他自己辦理了出院手續,將奶奶帶回了家,老人躺在床上,表情痛苦,虛弱的對謝昱楠說:“阿楠,奶奶走后,你也一定要好好長大。”
“恩。”
一天后,謝家奶奶去世了,村里人幫忙操辦了葬禮,大家都只認為是因為意外,家里的煤氣沒關,老人死于一氧化碳中毒。
這是謝昱楠殺的第一個人,他以為這是自己的秘密,沒人發現。
那天老太太跟他說完話后,睡了過去,謝昱楠一個人把家里的門窗都關住了,然后默默走到廚房打開了煤氣罐閥門,他以為這一切沒人知道,但是,卻被醒過來的奶奶看在了眼里。
葬禮結束的時候,他許久未露面的父親出現了,只是為了拿到剩下的房子。
謝昱楠手里拿著房產證,他的父親過來爭搶,慌亂之中,謝昱楠拿起了桌子上的剪刀捅到了他父親的身上。
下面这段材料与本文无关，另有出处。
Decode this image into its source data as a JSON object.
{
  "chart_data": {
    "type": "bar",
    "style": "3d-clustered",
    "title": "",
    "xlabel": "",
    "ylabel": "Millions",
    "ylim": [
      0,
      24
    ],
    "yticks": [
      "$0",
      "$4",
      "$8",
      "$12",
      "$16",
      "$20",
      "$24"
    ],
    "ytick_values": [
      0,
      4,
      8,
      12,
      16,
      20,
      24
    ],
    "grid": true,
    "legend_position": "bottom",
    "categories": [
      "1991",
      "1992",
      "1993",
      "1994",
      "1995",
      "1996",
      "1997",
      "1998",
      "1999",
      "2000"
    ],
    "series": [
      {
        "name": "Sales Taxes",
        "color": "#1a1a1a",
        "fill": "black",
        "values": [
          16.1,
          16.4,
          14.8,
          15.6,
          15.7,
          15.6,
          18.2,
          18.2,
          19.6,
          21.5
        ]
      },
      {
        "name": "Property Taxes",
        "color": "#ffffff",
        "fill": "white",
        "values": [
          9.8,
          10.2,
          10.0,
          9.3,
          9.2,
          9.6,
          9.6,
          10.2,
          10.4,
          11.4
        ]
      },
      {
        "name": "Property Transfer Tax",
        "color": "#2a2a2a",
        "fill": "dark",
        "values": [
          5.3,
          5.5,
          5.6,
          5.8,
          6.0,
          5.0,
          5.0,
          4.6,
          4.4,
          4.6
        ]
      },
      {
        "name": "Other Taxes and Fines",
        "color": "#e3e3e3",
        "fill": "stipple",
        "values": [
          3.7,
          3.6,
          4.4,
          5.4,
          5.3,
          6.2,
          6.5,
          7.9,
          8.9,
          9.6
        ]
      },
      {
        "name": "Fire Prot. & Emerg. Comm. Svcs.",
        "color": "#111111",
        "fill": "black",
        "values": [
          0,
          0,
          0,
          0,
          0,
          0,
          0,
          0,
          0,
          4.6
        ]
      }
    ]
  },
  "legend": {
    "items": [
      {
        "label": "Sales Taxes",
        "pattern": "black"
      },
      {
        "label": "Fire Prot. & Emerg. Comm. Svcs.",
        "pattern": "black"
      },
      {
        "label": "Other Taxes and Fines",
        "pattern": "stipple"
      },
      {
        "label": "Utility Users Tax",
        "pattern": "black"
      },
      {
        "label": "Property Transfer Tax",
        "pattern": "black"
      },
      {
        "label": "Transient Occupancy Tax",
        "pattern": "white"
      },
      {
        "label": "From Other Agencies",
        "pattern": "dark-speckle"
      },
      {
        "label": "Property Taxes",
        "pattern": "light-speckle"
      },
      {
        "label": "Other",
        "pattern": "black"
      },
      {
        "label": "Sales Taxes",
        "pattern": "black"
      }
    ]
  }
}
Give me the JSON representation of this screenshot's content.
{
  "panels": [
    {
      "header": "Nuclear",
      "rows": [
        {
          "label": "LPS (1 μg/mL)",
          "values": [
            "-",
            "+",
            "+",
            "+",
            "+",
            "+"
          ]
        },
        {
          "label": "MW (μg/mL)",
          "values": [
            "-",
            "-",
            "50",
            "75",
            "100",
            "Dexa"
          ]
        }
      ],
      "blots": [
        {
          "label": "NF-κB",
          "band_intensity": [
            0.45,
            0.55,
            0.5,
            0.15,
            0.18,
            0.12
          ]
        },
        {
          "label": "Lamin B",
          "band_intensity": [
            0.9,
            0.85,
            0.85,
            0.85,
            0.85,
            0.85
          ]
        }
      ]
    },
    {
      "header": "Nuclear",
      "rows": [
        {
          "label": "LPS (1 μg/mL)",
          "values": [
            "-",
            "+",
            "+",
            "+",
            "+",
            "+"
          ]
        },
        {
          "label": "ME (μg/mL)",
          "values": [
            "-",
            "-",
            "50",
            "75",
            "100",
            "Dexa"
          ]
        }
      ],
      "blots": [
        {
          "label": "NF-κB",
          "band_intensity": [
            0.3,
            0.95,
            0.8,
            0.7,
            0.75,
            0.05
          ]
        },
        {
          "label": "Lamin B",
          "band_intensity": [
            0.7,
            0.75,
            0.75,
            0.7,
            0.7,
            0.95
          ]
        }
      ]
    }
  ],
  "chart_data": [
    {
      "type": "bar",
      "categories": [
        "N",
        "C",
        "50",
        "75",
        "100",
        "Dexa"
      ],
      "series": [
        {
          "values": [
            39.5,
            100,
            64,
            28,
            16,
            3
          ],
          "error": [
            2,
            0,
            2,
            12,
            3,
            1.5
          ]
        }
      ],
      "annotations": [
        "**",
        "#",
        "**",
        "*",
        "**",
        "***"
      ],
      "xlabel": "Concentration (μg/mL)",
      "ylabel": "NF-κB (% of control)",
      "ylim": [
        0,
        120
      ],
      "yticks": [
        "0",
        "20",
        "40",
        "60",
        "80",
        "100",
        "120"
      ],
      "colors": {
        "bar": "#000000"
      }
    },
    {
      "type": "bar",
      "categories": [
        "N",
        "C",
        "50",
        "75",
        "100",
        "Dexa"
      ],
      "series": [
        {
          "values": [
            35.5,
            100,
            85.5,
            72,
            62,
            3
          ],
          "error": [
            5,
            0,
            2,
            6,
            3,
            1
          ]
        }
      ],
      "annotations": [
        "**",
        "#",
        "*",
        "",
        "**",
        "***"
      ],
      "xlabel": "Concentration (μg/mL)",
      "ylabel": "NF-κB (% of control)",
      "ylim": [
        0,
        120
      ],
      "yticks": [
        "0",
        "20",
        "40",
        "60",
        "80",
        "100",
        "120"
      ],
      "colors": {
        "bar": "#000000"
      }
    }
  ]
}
然后拿著房產證跑出了家門,跑了不知多久,他跑進了一家賓館,然后就進入了游戲。
故事到此結束。
周舟聽完整個故事后,還沉浸在其中,這比當時檔案帶來的沖擊力要大很多,“所以,你父親最后怎么樣了?”
“不知道,反正跟我沒關系了。”
“那,阿楠你能答應我一件事嗎?如果可以出去,好好開始生活,你來找我也可以,我反正還挺有錢的。”說這話的時候,周舟是沒什么底氣的,他們真的能順利離開嗎?她一個撲街了的小畫家能養得起這個小孩嗎?
謝昱楠很認真的問她:“如果我答應你,你會使用你的特權嗎?”
“當然。”
“那我愿意。”
但現在的問題是,周舟要怎么使用呢。
她想起了樓上的傅屾,心里一萬個不情愿,誒,又要麻煩他,人家朋友剛警告過自己離他遠些。